Why only those two channels? Although you can’t really see from the map, the other paths of blue that look like channels of open water, around Stadsholmen and Södermalm, were long ago canalised, blocked off with large locks. The two northernmost channels are the only free-flowing ones.

So, you might be wondering, what was the point of this post? Was there going to be some deeper meaning I had uncovered, some great symbolism or relevance to my everyday life? Frankly, it’s entirely possible, but I have no memory at all of what I was thinking when I wrote that note originally.

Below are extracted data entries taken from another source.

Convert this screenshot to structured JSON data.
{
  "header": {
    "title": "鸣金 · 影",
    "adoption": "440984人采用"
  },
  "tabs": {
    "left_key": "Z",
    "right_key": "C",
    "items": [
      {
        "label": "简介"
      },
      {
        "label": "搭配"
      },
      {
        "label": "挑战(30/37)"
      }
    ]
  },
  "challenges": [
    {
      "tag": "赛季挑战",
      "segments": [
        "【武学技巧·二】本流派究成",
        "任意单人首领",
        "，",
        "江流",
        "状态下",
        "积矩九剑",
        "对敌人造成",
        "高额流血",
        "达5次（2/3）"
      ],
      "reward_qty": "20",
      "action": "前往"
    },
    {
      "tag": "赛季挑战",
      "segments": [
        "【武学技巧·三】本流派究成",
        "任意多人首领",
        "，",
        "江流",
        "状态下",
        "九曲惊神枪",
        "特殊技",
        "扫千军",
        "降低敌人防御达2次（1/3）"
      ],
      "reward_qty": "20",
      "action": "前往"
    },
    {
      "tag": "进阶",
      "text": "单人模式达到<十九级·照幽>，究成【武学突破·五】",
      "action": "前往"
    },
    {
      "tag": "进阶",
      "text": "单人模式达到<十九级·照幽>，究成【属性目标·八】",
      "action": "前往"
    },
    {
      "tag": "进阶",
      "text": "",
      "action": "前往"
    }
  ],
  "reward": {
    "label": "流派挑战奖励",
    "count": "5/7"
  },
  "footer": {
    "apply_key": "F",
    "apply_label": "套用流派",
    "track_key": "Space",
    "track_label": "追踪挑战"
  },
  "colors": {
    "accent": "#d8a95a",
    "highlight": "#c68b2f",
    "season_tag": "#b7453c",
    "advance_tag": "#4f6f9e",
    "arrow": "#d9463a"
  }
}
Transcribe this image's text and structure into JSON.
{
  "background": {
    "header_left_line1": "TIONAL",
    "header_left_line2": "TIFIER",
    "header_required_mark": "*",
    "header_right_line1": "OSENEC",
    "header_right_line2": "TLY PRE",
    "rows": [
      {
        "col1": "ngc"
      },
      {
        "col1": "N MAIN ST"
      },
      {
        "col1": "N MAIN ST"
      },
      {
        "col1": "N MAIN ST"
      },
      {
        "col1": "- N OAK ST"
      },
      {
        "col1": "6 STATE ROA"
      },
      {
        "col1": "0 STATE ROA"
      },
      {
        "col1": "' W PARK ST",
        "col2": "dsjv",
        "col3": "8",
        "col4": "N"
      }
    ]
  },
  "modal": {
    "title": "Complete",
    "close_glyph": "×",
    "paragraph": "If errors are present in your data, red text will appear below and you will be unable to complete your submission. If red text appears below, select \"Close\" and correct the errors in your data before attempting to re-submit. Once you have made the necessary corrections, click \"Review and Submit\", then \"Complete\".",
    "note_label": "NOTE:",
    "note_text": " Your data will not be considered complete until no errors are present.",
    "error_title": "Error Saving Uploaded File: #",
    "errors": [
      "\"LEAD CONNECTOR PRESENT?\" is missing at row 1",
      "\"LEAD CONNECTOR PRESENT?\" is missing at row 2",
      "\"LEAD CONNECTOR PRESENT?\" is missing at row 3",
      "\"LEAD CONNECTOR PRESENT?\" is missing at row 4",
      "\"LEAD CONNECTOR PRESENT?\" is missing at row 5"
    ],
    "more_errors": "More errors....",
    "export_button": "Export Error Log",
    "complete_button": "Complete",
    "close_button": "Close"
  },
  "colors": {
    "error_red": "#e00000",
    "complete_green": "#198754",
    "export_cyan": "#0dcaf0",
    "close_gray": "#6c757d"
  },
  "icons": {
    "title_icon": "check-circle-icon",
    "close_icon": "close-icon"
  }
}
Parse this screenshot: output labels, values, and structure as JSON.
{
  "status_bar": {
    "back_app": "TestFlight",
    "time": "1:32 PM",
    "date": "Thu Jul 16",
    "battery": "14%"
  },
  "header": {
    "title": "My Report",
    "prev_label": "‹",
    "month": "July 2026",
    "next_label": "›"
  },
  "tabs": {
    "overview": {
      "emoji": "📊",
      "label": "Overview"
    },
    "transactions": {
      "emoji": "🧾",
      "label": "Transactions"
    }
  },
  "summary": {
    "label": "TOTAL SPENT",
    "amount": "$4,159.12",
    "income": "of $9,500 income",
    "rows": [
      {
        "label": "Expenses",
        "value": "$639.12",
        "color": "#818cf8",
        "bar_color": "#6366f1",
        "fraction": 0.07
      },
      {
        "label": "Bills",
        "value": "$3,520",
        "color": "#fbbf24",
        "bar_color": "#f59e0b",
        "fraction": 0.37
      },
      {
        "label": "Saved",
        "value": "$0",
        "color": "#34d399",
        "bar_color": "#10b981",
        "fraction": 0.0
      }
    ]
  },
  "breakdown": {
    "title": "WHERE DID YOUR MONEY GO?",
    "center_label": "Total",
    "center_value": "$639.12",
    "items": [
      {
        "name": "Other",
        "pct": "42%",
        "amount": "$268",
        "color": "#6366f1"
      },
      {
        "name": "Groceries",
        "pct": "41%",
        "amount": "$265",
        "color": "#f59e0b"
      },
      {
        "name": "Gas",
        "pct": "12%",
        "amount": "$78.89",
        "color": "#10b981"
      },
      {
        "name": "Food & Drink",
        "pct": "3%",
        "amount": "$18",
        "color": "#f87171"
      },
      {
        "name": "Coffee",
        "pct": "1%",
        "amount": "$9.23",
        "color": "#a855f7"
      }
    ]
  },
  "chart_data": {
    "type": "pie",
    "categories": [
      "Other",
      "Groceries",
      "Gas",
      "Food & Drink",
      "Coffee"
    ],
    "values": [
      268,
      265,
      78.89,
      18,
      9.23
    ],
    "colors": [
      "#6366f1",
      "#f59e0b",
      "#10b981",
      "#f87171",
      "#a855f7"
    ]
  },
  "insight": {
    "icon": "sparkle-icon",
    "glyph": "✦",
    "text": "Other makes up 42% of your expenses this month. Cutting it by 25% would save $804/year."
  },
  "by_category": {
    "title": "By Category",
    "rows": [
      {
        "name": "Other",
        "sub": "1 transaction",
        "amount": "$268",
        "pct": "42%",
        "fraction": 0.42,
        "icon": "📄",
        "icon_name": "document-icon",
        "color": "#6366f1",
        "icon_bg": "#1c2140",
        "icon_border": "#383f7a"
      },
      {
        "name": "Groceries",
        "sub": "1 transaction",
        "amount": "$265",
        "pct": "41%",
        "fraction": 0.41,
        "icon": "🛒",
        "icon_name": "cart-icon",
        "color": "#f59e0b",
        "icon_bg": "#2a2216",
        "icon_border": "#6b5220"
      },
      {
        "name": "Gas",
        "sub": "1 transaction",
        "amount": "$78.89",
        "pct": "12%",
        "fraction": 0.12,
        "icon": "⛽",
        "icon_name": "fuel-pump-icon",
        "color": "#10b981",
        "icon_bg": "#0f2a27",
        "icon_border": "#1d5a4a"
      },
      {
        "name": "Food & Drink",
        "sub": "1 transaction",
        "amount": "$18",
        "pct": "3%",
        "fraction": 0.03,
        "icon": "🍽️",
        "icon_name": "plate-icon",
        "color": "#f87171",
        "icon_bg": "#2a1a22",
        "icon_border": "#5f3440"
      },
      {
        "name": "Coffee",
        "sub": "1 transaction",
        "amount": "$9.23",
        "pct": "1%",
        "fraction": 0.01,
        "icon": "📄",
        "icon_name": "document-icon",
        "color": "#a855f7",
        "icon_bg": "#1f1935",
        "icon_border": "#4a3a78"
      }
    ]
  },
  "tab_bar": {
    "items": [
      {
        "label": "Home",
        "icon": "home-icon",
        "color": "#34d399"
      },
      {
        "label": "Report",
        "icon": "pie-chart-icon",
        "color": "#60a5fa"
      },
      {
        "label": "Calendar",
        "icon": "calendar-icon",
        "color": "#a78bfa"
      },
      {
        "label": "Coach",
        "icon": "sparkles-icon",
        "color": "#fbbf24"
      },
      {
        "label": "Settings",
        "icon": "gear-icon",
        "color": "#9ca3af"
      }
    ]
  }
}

Right now, it’s tempting to say that sometimes, instead of trying to understand life and everything around you, instead of trying to predict what will happen and what the best course of action to take will be, it’s better just to sit back and ride the rollercoaster, and tht the sight of the massive onrush of water through the centre of Stockholm made me think of just jumping in a small boat and shooting the rapids without worrying about what happens next. Equally, I might have been thinking of how you can find such a powerful force of nature right in the heart of somewhere as civilised as a modern European capital city. For that matter, it could have been a contrast between how placid, still and mirrorlike the waters of Mälaren a few hundred metres away outside Stockholm City Hall are, compared with the loud, rushing, foaming rapids we’re talking about here.

A few hundred metres away all is peaceful

To be honest, I really don’t know. I know which of those thoughts seems most apt right now, but it might not even have occurred to me in January. At least, now I’ve written this, I can close that ticket happy in the knowledge that something fitting, in one sense, has been written under that heading. Now I’ve done that, I can flow onwards to the sea.